Explanation
Although FILTER is commonly used to filter rows, you can also filter columns. The trick is to use an include argument that operates on columns instead of rows. In this example, we use a hard-coded array constant to filter out unwanted columns, but you can also use a logical expression that returns the same kind of array in a dynamic way. Note: the named range data is used for convenience only; a regular range reference will also work fine.

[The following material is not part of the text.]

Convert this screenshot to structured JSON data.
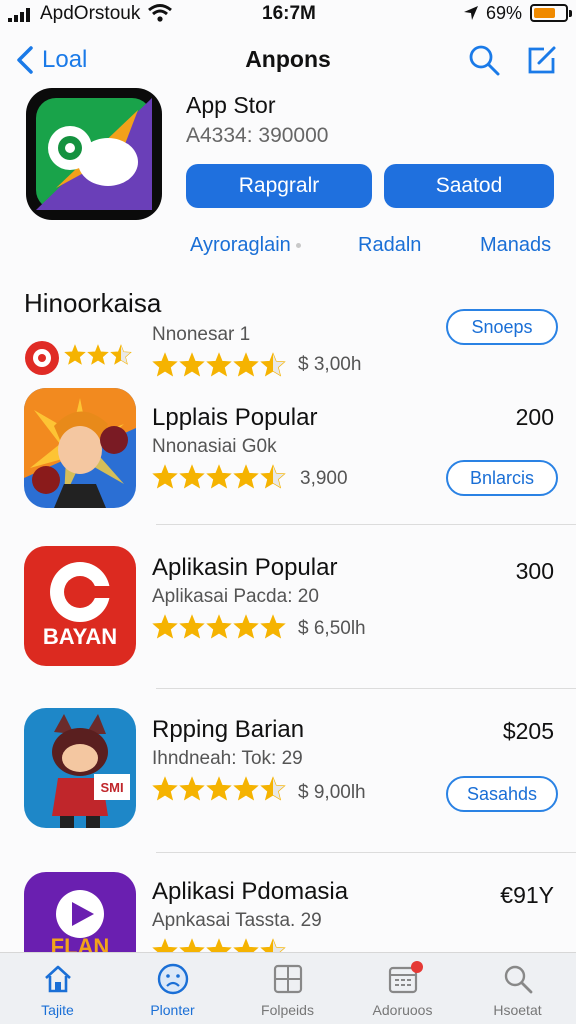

Working from the inside out, the FILTER function is used to filter out the middle column, "Qty", like this:
FILTER(data,{1,0,1}) // remove middle column
The array constant {1,0,1} is what does the actual filtering, and notice this is a horizontal array, separated by commas. The result from FILTER is a two-dimensional array with 2 columns and 11 rows like this:
{"Red","East";
"Blue","South";
"Green","North";
"Red","North";
"Blue","East";
"Green","North";
"Red","North";
"Blue","South";
"Green","North";
"Red","North";
"Blue","East"}
Notice data in the "Qty" column has been removed. This array is delivered to the UNIQUE function, which can automatically extract unique values from data with adjacent columns. The UNIQUE function returns a smaller two-dimensional array with 2 columns and 5 rows like this:
{"Red","East";
"Blue","South";
"Green","North";
"Red","North";
"Blue","East"}
Notice this array contains only the unique combinations of Color and Region. This smaller array is then handed off to the SORT function, which returns the same data, sorted by Color, as seen in the example. The SORT function is optional and can be removed.
This is a nice example of nesting one function inside another. When you see a formula created this way, learn to read from the inside out. The inner functions deliver values to the outer functions. The outermost function returns the final result.